Влюбленные женщины
– Черт возьми!
Пройдя немного вперед, они увидели по другую сторону забора Лору Крич и Гермиону Роддайс; Лора Крич пыталась открыть калитку, чтобы выйти наружу. Урсула поторопилась прийти ей на помощь и подняла затвор.
– Большое спасибо, – поблагодарила ее раскрасневшаяся, похожая на амазонку Лора, выглядевшая немного смущенной. – Что‑то не в порядке с петлями.
– Да, – согласилась Урсула. – Они очень тугие.

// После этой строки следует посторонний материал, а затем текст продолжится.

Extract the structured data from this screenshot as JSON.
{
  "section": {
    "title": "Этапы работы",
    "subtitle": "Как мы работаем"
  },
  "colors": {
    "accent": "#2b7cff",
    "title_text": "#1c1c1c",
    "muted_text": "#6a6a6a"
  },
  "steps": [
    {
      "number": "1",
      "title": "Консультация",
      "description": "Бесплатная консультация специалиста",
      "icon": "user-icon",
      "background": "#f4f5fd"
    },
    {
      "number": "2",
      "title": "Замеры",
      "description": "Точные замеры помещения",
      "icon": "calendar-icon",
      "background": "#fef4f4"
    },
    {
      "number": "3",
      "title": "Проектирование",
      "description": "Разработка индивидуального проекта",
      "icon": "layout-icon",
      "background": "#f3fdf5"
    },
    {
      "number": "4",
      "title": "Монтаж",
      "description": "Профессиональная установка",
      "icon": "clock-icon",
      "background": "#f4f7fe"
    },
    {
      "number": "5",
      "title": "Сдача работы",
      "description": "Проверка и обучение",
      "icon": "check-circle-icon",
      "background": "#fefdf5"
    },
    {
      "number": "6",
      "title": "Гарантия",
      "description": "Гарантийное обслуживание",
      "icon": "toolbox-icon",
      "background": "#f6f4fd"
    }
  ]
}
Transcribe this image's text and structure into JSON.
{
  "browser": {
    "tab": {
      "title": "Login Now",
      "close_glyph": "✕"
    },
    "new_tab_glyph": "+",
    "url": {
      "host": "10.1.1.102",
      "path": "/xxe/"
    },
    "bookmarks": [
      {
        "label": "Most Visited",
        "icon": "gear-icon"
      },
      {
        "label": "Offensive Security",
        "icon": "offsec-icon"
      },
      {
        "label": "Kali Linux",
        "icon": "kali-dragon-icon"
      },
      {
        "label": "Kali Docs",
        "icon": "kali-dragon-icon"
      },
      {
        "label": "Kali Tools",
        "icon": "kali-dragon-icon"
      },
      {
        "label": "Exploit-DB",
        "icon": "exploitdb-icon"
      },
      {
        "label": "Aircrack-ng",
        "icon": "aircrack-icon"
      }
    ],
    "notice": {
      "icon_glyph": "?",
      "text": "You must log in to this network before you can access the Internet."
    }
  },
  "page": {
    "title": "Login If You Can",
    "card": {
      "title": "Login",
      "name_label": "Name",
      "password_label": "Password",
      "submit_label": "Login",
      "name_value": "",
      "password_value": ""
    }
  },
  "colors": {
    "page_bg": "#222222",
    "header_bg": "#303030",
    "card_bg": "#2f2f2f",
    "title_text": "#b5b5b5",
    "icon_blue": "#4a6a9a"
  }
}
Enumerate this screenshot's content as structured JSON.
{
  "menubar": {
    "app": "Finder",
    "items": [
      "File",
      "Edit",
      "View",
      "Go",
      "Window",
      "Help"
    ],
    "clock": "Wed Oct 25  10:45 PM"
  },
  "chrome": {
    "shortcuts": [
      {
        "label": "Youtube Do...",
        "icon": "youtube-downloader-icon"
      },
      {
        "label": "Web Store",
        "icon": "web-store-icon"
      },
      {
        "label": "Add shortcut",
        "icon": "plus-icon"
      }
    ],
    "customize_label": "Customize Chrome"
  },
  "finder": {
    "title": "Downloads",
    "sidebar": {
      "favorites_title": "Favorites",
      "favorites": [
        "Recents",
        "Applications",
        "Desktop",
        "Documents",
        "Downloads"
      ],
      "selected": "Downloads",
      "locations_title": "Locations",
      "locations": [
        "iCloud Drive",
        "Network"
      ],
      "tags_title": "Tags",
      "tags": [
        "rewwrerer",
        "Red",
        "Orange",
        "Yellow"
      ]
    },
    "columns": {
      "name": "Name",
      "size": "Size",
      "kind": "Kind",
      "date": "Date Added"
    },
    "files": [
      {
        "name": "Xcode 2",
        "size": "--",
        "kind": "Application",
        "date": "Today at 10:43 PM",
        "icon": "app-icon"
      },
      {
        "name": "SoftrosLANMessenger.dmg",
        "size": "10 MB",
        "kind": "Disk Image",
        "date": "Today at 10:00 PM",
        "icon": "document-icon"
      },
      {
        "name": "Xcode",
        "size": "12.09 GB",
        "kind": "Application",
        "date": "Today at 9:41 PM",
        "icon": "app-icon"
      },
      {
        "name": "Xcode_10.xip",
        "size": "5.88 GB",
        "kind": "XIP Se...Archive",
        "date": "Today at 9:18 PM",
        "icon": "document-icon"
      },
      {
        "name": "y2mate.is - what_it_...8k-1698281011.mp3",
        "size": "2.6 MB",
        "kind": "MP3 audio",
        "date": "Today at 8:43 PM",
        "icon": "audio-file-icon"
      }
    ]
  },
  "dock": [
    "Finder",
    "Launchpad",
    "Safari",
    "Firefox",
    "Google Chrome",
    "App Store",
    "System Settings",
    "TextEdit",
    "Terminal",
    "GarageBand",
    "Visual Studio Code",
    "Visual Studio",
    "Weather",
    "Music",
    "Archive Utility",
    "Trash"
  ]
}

– Странно! – воскликнула Лора.
– Здравствуйте! – пропела с лужайки Гермиона, как только убедилась, что ее услышат. – Прекрасная погода! Гуляете? Хорошо. Не правда ли, молодая зелень просто великолепна? Такая красивая, такая яркая. Доброе утро, доброе утро… Вы ведь навестите меня? Большое спасибо. Значит, на следующей неделе, хорошо… до свидания, до свидания…
Гудрун и Урсула стояли, глядя, как она медленно кивает головой и, вымученно улыбаясь, машет рукой, как бы отпуская их. Странная, высокая, пугающая фигура с падающими на глаза густыми белокурыми волосами. Сестры двинулись дальше с ощущением, что им позволили уйти, – так отпускают подчиненных. Четыре женщины расстались.
Когда сестры отошли достаточно далеко, Урсула с пылающими от негодования щеками проговорила:
– Я нахожу ее невыносимой.
– Кого? Гермиону Роддайс? – спросила Гудрун. – Почему?
– Она ведет себя вызывающе.
– Что такого вызывающего ты в ней видишь? – холодно поинтересовалась Гудрун.
– Все ее поведение вызывающе. Это невыносимо. Она груба в обращении с людьми. Просто издевается. Нахалка. «Приезжайте меня навестить» – это говорится так, словно мы прыгать должны от счастья, что нас удостоили такой чести.
– Не понимаю, Урсула, почему это тебя так волнует? – спросила Гудрун, не в силах скрыть раздражения. – Всем известно, что независимые женщины, порвавшие с аристократическим окружением, всегда отличаются дерзким нравом.
– Но в этом нет необходимости, это вульгарно! – воскликнула Урсула.
– Я так не считаю. А если бы и считала – pour moi elle n’existe pas[1]. Я не допущу, чтобы она дерзила мне.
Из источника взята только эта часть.